The Beni territory is located in North Kivu’s extreme north, on the northern shore of Lake Edward and bordering Uganda to the east.

The number of those affected is only a tiny fraction of the estimated 1.85 million internally displaced persons (IDPs) currently present in the DRC. However, humanitarians are particularly concerned for two reasons. First, the Beni territory was until now a relatively calm area, previously hosting only an estimated 10,000 IDPs. Second, this is the first time since 2006 that people have been displaced as a result of conflict involving the ADF.

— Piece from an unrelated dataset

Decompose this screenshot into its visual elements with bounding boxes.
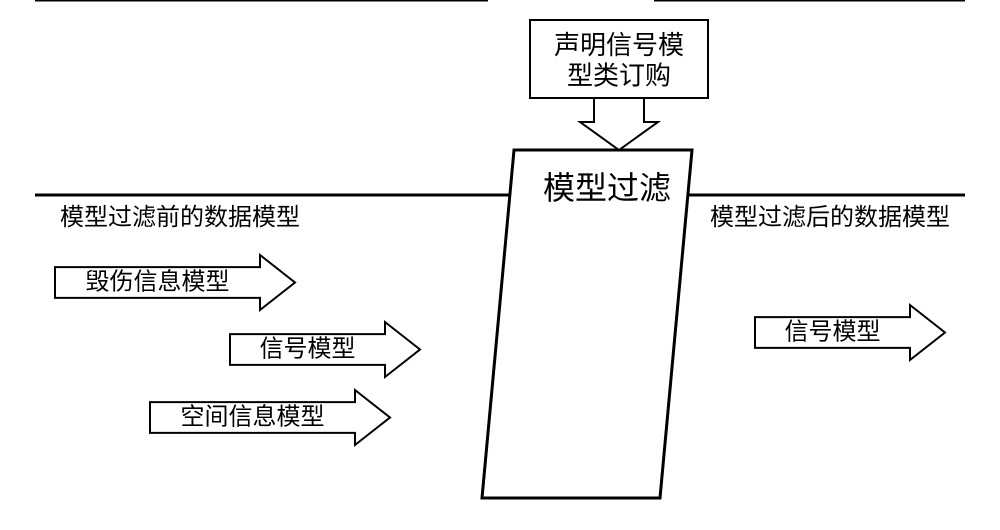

Humanitarian actors are assessing the situation and planning a response, including through the inter-agency Rapid Response to Movements of Population (RRMP) programme, a framework that can comprise contingency preparations, humanitarian surveillance, and the provision of emergency multi-sector assistance to those affected by population movements — including IDPs and returnees as well as members of host communities. Humanitarians currently estimate that at least 14,000 people are in urgent need of life-saving assistance, including food, shelter, water, and medical care. Of these, 2,000 have already been assisted through the RRMP.

“We don’t know whether these violent attacks on civilians mark a renewed trend or an isolated incident”, said Mohamed Boukry, Regional Representative of the Office of the United Nations High Commissioner for Refugees (UNHCR). “An inter-agency contingency plan has been prepared and humanitarian actors are ready to respond to the needs of the affected population adequately”, he added.

The ADF was formed in Uganda in 1996, and gradually expanded its activities to eastern DRC. After being largely destroyed in the mid-2000s, the group gradually reorganised itself. It is only one of several foreign armed opposition groups operating in eastern DRC, which also include the Ugandan Lord’s Resistance Army (LRA) and the Rwandan Forces démocratiques pour la libération du Rwanda (FDLR).